Наверное, она вздохнула, и Лаэм принял это как знак. Он лег на левую сторону и правой рукой обнял ее, поглаживая по спине, и все целовал, нежно и крепко. Его язык был таким горячим, и она легонько куснула его – совсем легонько, но неожиданность этого движения переполнила их чувства через край.
Одежда полетела в разные стороны. Лили так и не поняла, кто расстегивал кнопки и спускал молнии, но сорочки, его брюки, потом ее брюки, потом все остальное оказалось на полу, а они – снова на кровати. Единственным светом в комнате служила маленькая настольная лампа, теплая, смутная. Лили никогда не видела Лаэма без рубашки. Ей хотелось взглянуть на него, но было боязно.
Лаэм лежал на спине и глядел на Лили. Она медленно перевела взгляд с его сильной, широкой груди на левое плечо. Оно тоже было сильным; рука оканчивалась немного ниже плеча, оставляя примерно шесть дюймов предплечья.

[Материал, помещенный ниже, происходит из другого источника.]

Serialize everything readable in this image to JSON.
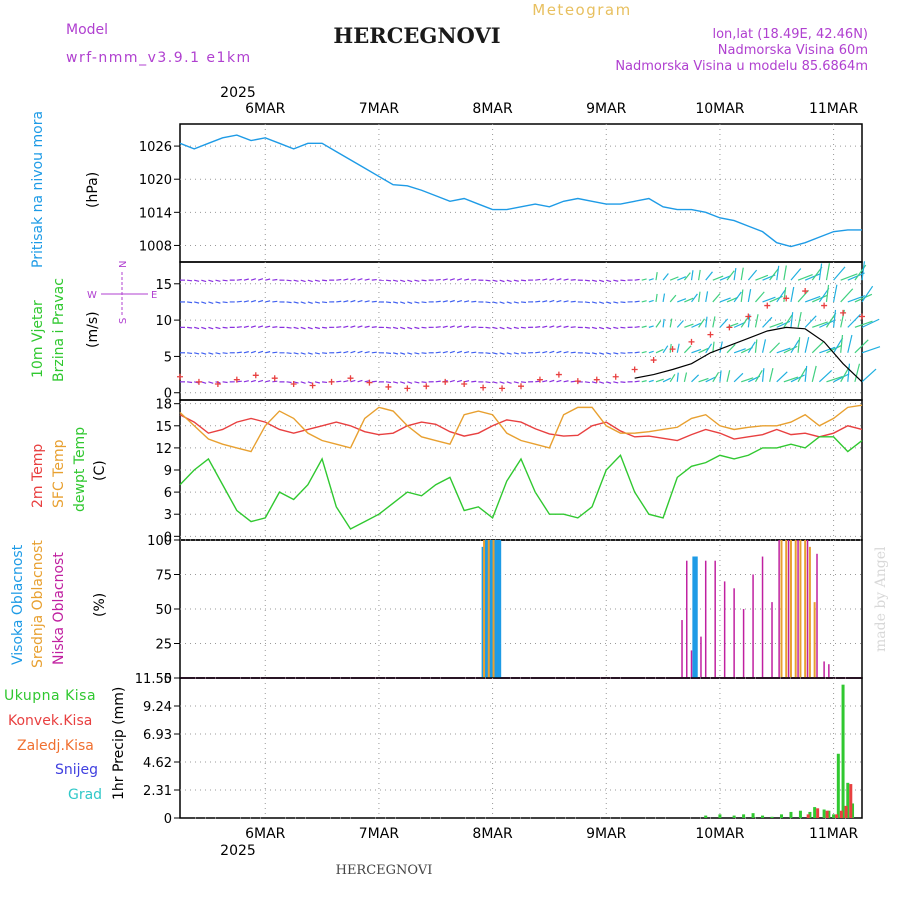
{
  "header": {
    "model_label": "Model",
    "model_name": "wrf-nmm_v3.9.1 e1km",
    "title": "HERCEGNOVI",
    "meteogram_label": "Meteogram",
    "lonlat": "lon,lat (18.49E, 42.46N)",
    "altitude": "Nadmorska Visina 60m",
    "model_altitude": "Nadmorska Visina u modelu 85.6864m",
    "footer_title": "HERCEGNOVI",
    "watermark": "made by Angel",
    "top_year": "2025",
    "bottom_year": "2025"
  },
  "days": [
    "6MAR",
    "7MAR",
    "8MAR",
    "9MAR",
    "10MAR",
    "11MAR"
  ],
  "colors": {
    "pressure": "#1e9be6",
    "temp2m": "#e84040",
    "sfc": "#e8a030",
    "dewpt": "#30c830",
    "high_cloud": "#1e9be6",
    "mid_cloud": "#e8a030",
    "low_cloud": "#c020a0",
    "total": "#30c830",
    "convective": "#e84040",
    "frozen": "#f07030",
    "snow": "#4040e0",
    "hail": "#30c8c8",
    "wind_label": "#30c830",
    "compass": "#b040d0"
  },
  "panels": {
    "pressure": {
      "label": "Pritisak na nivou mora",
      "unit": "(hPa)"
    },
    "wind": {
      "label1": "10m Vjetar",
      "label2": "Brzina i Pravac",
      "unit": "(m/s)",
      "compass_n": "N",
      "compass_s": "S",
      "compass_w": "W",
      "compass_e": "E"
    },
    "temperature": {
      "label1": "2m Temp",
      "label2": "SFC Temp",
      "label3": "dewpt Temp",
      "unit": "(C)"
    },
    "cloud": {
      "label1": "Visoka Oblacnost",
      "label2": "Srednja Oblacnost",
      "label3": "Niska Oblacnost",
      "unit": "(%)"
    },
    "precip": {
      "label1": "Ukupna Kisa",
      "label2": "Konvek.Kisa",
      "label3": "Zaledj.Kisa",
      "label4": "Snijeg",
      "label5": "Grad",
      "unit": "1hr Precip (mm)"
    }
  },
  "chart_data": [
    {
      "type": "line",
      "name": "pressure",
      "x_unit": "hours since 5MAR 18UTC",
      "xlim": [
        0,
        144
      ],
      "ylim": [
        1005,
        1030
      ],
      "yticks": [
        1008,
        1014,
        1020,
        1026
      ],
      "grid": true,
      "x": [
        0,
        3,
        6,
        9,
        12,
        15,
        18,
        21,
        24,
        27,
        30,
        33,
        36,
        39,
        42,
        45,
        48,
        51,
        54,
        57,
        60,
        63,
        66,
        69,
        72,
        75,
        78,
        81,
        84,
        87,
        90,
        93,
        96,
        99,
        102,
        105,
        108,
        111,
        114,
        117,
        120,
        123,
        126,
        129,
        132,
        135,
        138,
        141,
        144
      ],
      "values": [
        1026.5,
        1025.5,
        1026.5,
        1027.5,
        1028,
        1027,
        1027.5,
        1026.5,
        1025.5,
        1026.5,
        1026.5,
        1025,
        1023.5,
        1022,
        1020.5,
        1019,
        1018.8,
        1018,
        1017,
        1016,
        1016.5,
        1015.5,
        1014.5,
        1014.5,
        1015,
        1015.5,
        1015,
        1016,
        1016.5,
        1016,
        1015.5,
        1015.5,
        1016,
        1016.5,
        1015,
        1014.5,
        1014.5,
        1014,
        1013,
        1012.5,
        1011.5,
        1010.5,
        1008.5,
        1007.8,
        1008.5,
        1009.5,
        1010.5,
        1010.8,
        1010.8
      ]
    },
    {
      "type": "scatter",
      "name": "wind",
      "xlim": [
        0,
        144
      ],
      "ylim": [
        -1,
        18
      ],
      "yticks": [
        0,
        5,
        10,
        15
      ],
      "series": [
        {
          "name": "wind speed",
          "x": [
            0,
            4,
            8,
            12,
            16,
            20,
            24,
            28,
            32,
            36,
            40,
            44,
            48,
            52,
            56,
            60,
            64,
            68,
            72,
            76,
            80,
            84,
            88,
            92,
            96,
            100,
            104,
            108,
            112,
            116,
            120,
            124,
            128,
            132,
            136,
            140,
            144
          ],
          "values": [
            2.2,
            1.5,
            1.2,
            1.8,
            2.4,
            2.0,
            1.2,
            1.0,
            1.5,
            2.0,
            1.4,
            0.8,
            0.6,
            0.9,
            1.5,
            1.2,
            0.7,
            0.6,
            0.9,
            1.8,
            2.5,
            1.6,
            1.8,
            2.2,
            3.2,
            4.5,
            6.0,
            7.0,
            8.0,
            9.0,
            10.5,
            12.0,
            13.0,
            14.0,
            12.0,
            11.0,
            10.5
          ]
        },
        {
          "name": "gust",
          "x": [
            96,
            100,
            104,
            108,
            112,
            116,
            120,
            124,
            128,
            132,
            136,
            140,
            144
          ],
          "values": [
            2.0,
            2.5,
            3.2,
            4.0,
            5.5,
            6.5,
            7.5,
            8.5,
            9.0,
            8.8,
            7.0,
            4.0,
            1.5
          ]
        }
      ]
    },
    {
      "type": "line",
      "name": "temperature",
      "xlim": [
        0,
        144
      ],
      "ylim": [
        -0.5,
        18.5
      ],
      "yticks": [
        0,
        3,
        6,
        9,
        12,
        15,
        18
      ],
      "grid": true,
      "x": [
        0,
        3,
        6,
        9,
        12,
        15,
        18,
        21,
        24,
        27,
        30,
        33,
        36,
        39,
        42,
        45,
        48,
        51,
        54,
        57,
        60,
        63,
        66,
        69,
        72,
        75,
        78,
        81,
        84,
        87,
        90,
        93,
        96,
        99,
        102,
        105,
        108,
        111,
        114,
        117,
        120,
        123,
        126,
        129,
        132,
        135,
        138,
        141,
        144
      ],
      "series": [
        {
          "name": "2m Temp",
          "values": [
            16.5,
            15.5,
            14.0,
            14.5,
            15.5,
            16.0,
            15.5,
            14.5,
            14.0,
            14.5,
            15.0,
            15.5,
            15.0,
            14.2,
            13.8,
            14.0,
            15.0,
            15.5,
            15.2,
            14.2,
            13.6,
            14.0,
            15.0,
            15.8,
            15.5,
            14.6,
            13.9,
            13.6,
            13.7,
            15.0,
            15.5,
            14.3,
            13.5,
            13.6,
            13.3,
            13.0,
            13.8,
            14.5,
            14.0,
            13.2,
            13.5,
            13.8,
            14.5,
            13.8,
            14.0,
            13.5,
            14.0,
            15.0,
            14.5
          ]
        },
        {
          "name": "SFC Temp",
          "values": [
            16.8,
            15.0,
            13.2,
            12.5,
            12.0,
            11.5,
            15.0,
            17.0,
            16.0,
            14.0,
            13.0,
            12.5,
            12.0,
            16.0,
            17.5,
            17.0,
            15.0,
            13.5,
            13.0,
            12.5,
            16.5,
            17.0,
            16.5,
            14.0,
            13.0,
            12.5,
            12.0,
            16.5,
            17.5,
            17.5,
            15.0,
            14.0,
            14.0,
            14.2,
            14.5,
            14.8,
            16.0,
            16.5,
            15.0,
            14.5,
            14.8,
            15.0,
            15.0,
            15.5,
            16.5,
            15.0,
            16.0,
            17.5,
            17.8
          ]
        },
        {
          "name": "dewpt Temp",
          "values": [
            7.0,
            9.0,
            10.5,
            7.0,
            3.5,
            2.0,
            2.5,
            6.0,
            5.0,
            7.0,
            10.5,
            4.0,
            1.0,
            2.0,
            3.0,
            4.5,
            6.0,
            5.5,
            7.0,
            8.0,
            3.5,
            4.0,
            2.5,
            7.5,
            10.5,
            6.0,
            3.0,
            3.0,
            2.5,
            4.0,
            9.0,
            11.0,
            6.0,
            3.0,
            2.5,
            8.0,
            9.5,
            10.0,
            11.0,
            10.5,
            11.0,
            12.0,
            12.0,
            12.5,
            12.0,
            13.5,
            13.5,
            11.5,
            13.0
          ]
        }
      ]
    },
    {
      "type": "bar",
      "name": "cloud",
      "xlim": [
        0,
        144
      ],
      "ylim": [
        0,
        100
      ],
      "yticks": [
        0,
        25,
        50,
        75,
        100
      ],
      "grid": true,
      "series": [
        {
          "name": "Visoka Oblacnost",
          "x": [
            64,
            64.5,
            65,
            65.5,
            66,
            66.5,
            67,
            67.5,
            108.5,
            109
          ],
          "values": [
            95,
            100,
            100,
            100,
            100,
            100,
            100,
            100,
            88,
            88
          ]
        },
        {
          "name": "Srednja Oblacnost",
          "x": [
            64.2,
            65.2,
            66.2,
            127,
            128,
            129,
            130,
            131,
            132,
            133,
            134
          ],
          "values": [
            100,
            100,
            100,
            100,
            100,
            100,
            100,
            100,
            100,
            95,
            55
          ]
        },
        {
          "name": "Niska Oblacnost",
          "x": [
            106,
            107,
            108,
            110,
            111,
            113,
            115,
            117,
            119,
            121,
            123,
            125,
            126.5,
            128.5,
            130.5,
            132.5,
            134.5,
            136,
            137
          ],
          "values": [
            42,
            85,
            20,
            30,
            85,
            85,
            70,
            65,
            50,
            75,
            88,
            55,
            100,
            100,
            100,
            100,
            90,
            12,
            10
          ]
        }
      ]
    },
    {
      "type": "bar",
      "name": "precip",
      "xlim": [
        0,
        144
      ],
      "ylim": [
        0,
        11.55
      ],
      "yticks": [
        0,
        2.31,
        4.62,
        6.93,
        9.24,
        11.55
      ],
      "grid": true,
      "series": [
        {
          "name": "Ukupna Kisa",
          "x": [
            111,
            114,
            117,
            119,
            121,
            123,
            125,
            127,
            129,
            131,
            133,
            134,
            136,
            137,
            138,
            139,
            140,
            141,
            142
          ],
          "values": [
            0.2,
            0.3,
            0.2,
            0.3,
            0.4,
            0.2,
            0.1,
            0.3,
            0.5,
            0.6,
            0.5,
            0.9,
            0.7,
            0.6,
            0.3,
            5.3,
            11.0,
            2.9,
            1.2
          ]
        },
        {
          "name": "Konvek.Kisa",
          "x": [
            132,
            134,
            136,
            138,
            139,
            140,
            141
          ],
          "values": [
            0.3,
            0.8,
            0.6,
            0.3,
            0.6,
            1.0,
            2.8
          ]
        }
      ]
    }
  ]
}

Потом она увидела его левый бок – весь в рваных шрамах и старых швах. Рука зажила, но бок напоминал о свирепости акулы, обо всех перенесенных операциях. Лили наклонилась и нежно поцеловала левую сторону его тела.
Они обнялись и застыли в долгом поцелуе. Лаэм пробежал пальцами по ее телу, и она выгнулась. Он поцеловал ее еще крепче, и на мгновение все исчезло. Она приподняла бедра, желая его так, как никогда ничего не желала.
Поцелуй удерживал ее в сознании, но от его прикосновений Лили совершенно теряла голову. Она дрожала, каждой клеткой ощущая его тело: изгиб позвоночника, узость его бедер, широту плеч, сильные ноги. Он обнимал и покачивал ее, не останавливаясь, даже если она тихонько вскрикивала, и все старое, холодное, застывшее уходило из нее, и она все не переставала удивляться тому, что, оказывается, все еще способна чувствовать и все еще способна любить.
Они заснули вместе, крепко обнявшись. Несколько раз за ночь Лили просыпалась, но ей не хотелось двигаться, не хотелось отрываться от Лаэма. Лежа рядом с ним, она ощущала, как ее переполняет неимоверная радость. Он пошевелился во сне, правой рукой коснувшись ее груди. Они снова обнялись, словно это было чем-то самым обычным и привычным для них. Словно они любили друг друга долгие годы и лишь ждали наилучшего момента, чтобы вместе начать новую жизнь.
Лили чувствовала, как невольно смыкаются веки и она засыпает снова, но ей хотелось отодвинуть сон хотя бы на минуту, чтобы еще раз убедиться, что она здесь, рядом с Лаэмом, и что Роуз теперь в полной безопасности.
* * *
С того времени как Роуз перевели в общее отделение, она пошла на поправку поистине удивительными темпами. Сердце Лили парило от счастья, вызванного с одной стороны самочувствием Роуз, с другой – любовью к Лаэму.
Роуз избавилась от всех трубок, датчиков, аппаратов и проводов уже через сутки после операции, и к тому моменту, когда она очутилась в новой палате, ничто не ограничивало ее в движении. Ей не терпелось как можно больше гулять, и вскоре врачи дали на это добро. Лили никогда не видела, чтобы Роуз так тянуло домой. И еще Лили не помнила, чтобы у нее самой было такое желание жить. Словно и для нее нашелся тот волшебный ключик, которым владели многие люди, и благодаря отпертой дверце, каждый день наполнялся смыслом.
Обычно после операции Роуз вела себя немного неуверенно и осторожно, она держала левую руку у плеча и сутулилась, инстинктивно защищая область сердца. Лили очень хорошо понимала этот маневр. Но на этот раз она видела, что дочь старается двигаться свободно, держаться прямо, памятуя о том опыте, который ей неоднократно приходилось испытывать в виде всевозможных процедур, после чего она поняла, что физиотерапия ей совсем не по нраву. Лили не вполне понимала, почему после всех трудностей и тягот, через которые прошла Роуз, такой пустяк казался девочке непреодолимым.